My faithful family kept me going with many visits: husband, Dick; children Rick, Barbara and Monika; Barbara’s husband, Rick Stechert; and granddaughter, Katie. Katie, now 11, is a whizzbang in school, loves to dance as part of a troupe and sings with her church choir. With other children from China adopted at the same time, she and mommy and daddy visit a different site (such as Williamsburg) each year. Since the girls all came from Hunan Province, home of hot-style Chinese cooking, they call their yearly get-together the Spice Girls’ Reunion.

The Stecherts’ pets, kitty Natasha and good ole dog, Cooper, did not visit, but our fat cat, Sebastian, did — with staff permission in advance. Looking like an all-black circus lion, he rode in, kindness of Dick, in a cage so big we had to put wheels under it! (“I bought it online and miscalculated,” is Dick’s weak defense.) Once within, kitty exited the cage and roamed my room with the door closed, then snoozed contentedly on my bed. He scared the daylights out of the one staff member who popped in the room at that moment; she popped right out again.

Now that I’m home, who am I to complain? To recall the movie of the same name, this has NOT been My Favorite Year. I will say that rehab was a positive experience and let it go at that.

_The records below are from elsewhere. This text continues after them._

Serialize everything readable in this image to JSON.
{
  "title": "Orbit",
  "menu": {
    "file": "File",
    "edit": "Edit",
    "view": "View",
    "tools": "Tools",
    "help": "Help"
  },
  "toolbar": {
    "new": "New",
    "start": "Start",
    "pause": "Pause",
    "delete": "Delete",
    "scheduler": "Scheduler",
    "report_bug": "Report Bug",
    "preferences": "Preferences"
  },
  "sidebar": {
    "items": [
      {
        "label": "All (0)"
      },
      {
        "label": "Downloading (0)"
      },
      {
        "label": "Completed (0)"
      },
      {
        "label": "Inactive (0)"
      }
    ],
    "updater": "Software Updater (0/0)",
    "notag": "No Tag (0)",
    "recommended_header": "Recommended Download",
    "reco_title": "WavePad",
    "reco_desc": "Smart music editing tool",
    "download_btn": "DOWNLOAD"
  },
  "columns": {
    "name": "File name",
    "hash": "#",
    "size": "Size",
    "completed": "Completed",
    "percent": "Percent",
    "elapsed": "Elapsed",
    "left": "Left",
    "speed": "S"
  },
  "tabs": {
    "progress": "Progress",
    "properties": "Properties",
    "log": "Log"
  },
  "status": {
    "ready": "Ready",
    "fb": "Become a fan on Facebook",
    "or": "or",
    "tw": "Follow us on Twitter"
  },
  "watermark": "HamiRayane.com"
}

Dresher Hill Health and Rehabilitation Center is at 1390 Camp Hill Road (at Susquehanna Avenue), Dresher, PA 19034. 215-643-0600, www.dresherhillskillednursing,com. Missy Price Lee, 79, reads and writes in Flourtown. (No ‘rithmetic, though). She and her husband, Richard, have written more than 20 books, as well as many feature articles for the Local.

  • Claudia Beechman

    Great piece, Missy! Your spirit shines through. Thanks for the mention.

  • Tom Keels

    Attitude is (almost) everything when you’re recovering from an injury, and Missy, your irrepressible attitude probably sped up your recovery immensely. There’s an old saw that “When life hands you lemons, make lemonade.” Only Missy Lee would revise that to, “When life hands you lemons, set up a match-making agency!” Glad you’re back home where you belong.